歴史家。著書に『戦国大変 決断を迫られた武将たち』『謙信越山』(SYNCHRONOUS BOOKS)、『上杉謙信の夢と野望』(KKベストセラーズ)、『平将門と天慶の乱』『戦国の陣形』(講談社現代新書)など。書籍監修や講演活動なども行なっている。1974年生まれ。高松市出身、相模原市在住。
三国同盟の成立
天文21年(1552)11月:今川義元の娘が武田信玄の嫡男・義信に嫁ぎます。
天文23年(1545)7月:北条氏康の娘が今川義元の嫡男・氏真に嫁ぎます。
同年12月:武田信玄の娘が北条氏康の嫡男・氏政に嫁ぎます。
こうして今川・武田・北条は「三国同盟」を結びます。彼らは互いの力量を認め合い、利害関係が一致することから、婚姻関係を通して軍事同盟を締結しました。三国同盟は10年以上順調に機能しますが、あるとき暗雲が立ち込めます。きっかけは織田信長と上杉謙信です。次に「揺らぐ三国同盟」を見てみましょう。
揺らぐ三国同盟
永禄3年(1560)5月:今川義元が尾張で戦死し、氏真が跡目を継ぎます。
永禄4年(1561)9月:信玄と義信が川中島合戦で相論します(『上杉家御年譜』等)。
川中島合戦で、信玄は長男の武田義信から作戦の失敗を大声で非難されたと伝わります。義信は今川義元の娘を正室としていました。二人の重大な確執はこのときから生まれたようです。さらに、この戦いで信玄は多数の親類と重臣を失っています。仲裁役になりうる人材も足りなくなってしまったのかもしれません。

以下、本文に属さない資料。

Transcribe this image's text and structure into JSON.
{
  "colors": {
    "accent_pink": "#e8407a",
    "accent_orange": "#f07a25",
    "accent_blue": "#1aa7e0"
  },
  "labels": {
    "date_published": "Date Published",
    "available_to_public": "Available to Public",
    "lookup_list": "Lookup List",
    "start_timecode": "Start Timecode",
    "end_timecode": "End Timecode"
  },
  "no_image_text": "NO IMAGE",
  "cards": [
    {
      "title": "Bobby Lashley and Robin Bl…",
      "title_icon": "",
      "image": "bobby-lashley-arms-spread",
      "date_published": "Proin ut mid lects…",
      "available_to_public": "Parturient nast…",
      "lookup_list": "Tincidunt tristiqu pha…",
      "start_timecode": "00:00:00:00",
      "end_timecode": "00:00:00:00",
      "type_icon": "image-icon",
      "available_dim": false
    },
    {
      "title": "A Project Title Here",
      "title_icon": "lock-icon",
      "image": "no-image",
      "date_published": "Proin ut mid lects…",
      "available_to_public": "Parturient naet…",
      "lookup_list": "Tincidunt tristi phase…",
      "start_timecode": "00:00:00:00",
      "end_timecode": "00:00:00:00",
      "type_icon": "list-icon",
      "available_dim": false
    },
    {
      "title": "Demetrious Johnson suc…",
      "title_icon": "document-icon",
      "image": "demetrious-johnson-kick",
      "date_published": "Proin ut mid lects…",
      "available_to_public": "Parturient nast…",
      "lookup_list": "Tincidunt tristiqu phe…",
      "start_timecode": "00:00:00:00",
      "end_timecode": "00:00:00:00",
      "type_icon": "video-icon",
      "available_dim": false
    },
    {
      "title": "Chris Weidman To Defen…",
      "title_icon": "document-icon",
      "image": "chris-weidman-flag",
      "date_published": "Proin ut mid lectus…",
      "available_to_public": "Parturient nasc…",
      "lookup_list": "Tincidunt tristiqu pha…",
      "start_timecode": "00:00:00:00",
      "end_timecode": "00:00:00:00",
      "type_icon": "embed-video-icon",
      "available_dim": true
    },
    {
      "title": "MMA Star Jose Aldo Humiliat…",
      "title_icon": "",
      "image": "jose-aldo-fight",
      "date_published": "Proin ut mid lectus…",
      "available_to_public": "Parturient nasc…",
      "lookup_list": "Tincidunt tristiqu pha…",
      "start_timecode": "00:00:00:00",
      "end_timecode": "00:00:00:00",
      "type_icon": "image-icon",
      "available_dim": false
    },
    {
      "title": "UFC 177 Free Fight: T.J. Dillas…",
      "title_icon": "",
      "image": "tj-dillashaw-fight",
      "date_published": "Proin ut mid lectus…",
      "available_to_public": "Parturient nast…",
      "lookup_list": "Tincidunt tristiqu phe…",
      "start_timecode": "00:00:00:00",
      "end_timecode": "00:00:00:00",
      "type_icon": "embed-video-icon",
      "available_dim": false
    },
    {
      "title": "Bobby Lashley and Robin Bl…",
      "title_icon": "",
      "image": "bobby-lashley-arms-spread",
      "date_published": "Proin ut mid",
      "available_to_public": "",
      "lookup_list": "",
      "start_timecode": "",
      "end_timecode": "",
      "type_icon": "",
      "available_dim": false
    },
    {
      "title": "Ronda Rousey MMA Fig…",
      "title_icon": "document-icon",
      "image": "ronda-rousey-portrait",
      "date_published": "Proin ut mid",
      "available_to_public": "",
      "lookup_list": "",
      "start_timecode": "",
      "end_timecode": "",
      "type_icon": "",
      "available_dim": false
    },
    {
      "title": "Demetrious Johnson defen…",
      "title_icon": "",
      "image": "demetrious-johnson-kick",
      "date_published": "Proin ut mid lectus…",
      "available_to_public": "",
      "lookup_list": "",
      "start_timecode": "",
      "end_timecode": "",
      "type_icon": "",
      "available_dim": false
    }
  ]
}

次に、「武田・織田・徳川同盟の画策と甲駿手切」を見てみましょう。
武田・織田・徳川同盟の画策と甲駿手切
永禄8年(1565)9月:織田信長から武田信玄に同盟の動きがあります。
信玄は三国同盟で自分だけが損をしているのではないかと考え直したのか、強い越後に進出するよりも弱体化した駿河に進出するほうが良策だと判断したようです。今川派であった義信とも不仲です。そこに織田信長から同盟の打診がやってきます。
一方、北条氏康・氏政の父子は、謙信侵攻の大乱による領主の離反や領民の逃亡に悩まされていましたが、着実に力を取り戻していきます。勢力を回復する北条とそれを支える武田、そこに苛立つ上杉。「関東三国志」と呼ばれる泥沼の抗争はまだ始まったばかりでした。
永禄8年(1565)10月:武田信玄と義信を不仲にするための謀略を企てたため、傅役の飯富虎昌が処刑されます。
同年11月:武田信玄の子・勝頼のもとへ信長の養女が嫁いだとされます(『甲陽軍鑑』)。
永禄9年(1566)10月:武田義信が自害します。翌月、正室は氏真の要請により駿河に帰国します。
永禄10年(1567)6月:今川氏真が、武田領へ塩を送ろうとする商人を討ち取った秦野城の大藤式部少輔を賞します。
永禄11年(1568)2月:織田信長の仲介により、武田信玄と徳川家康が同盟を結びます。
同年4月:今川氏真が上杉謙信との同盟を画策します。
同年6月:武田へ塩を密輸した商人が斬られます。
同年12月:武田信玄が駿河の今川氏真を攻めます。北条は今川の援軍に向かいます。北条は上杉謙信と和睦し、ともに信玄を攻めるよう打診します。
さて、北条領国の武蔵に、小机城という城があります。
氏康の子、北条三郎は小机城主・宗哲(幻庵)の娘婿となり、城主に据えられました。
しかし、三郎はこのまま城主として落ち着くことはありませんでした。
なぜなら、三郎を必要とする動乱がやってきたからです。
ここで「小机城と北条氏」を見てみましょう。
小机城と北条氏

天文11年(1542):城を管理する北条為昌(氏綱の三男)が死去すると、氏綱の末弟・宗哲(幻庵)が居城としました。...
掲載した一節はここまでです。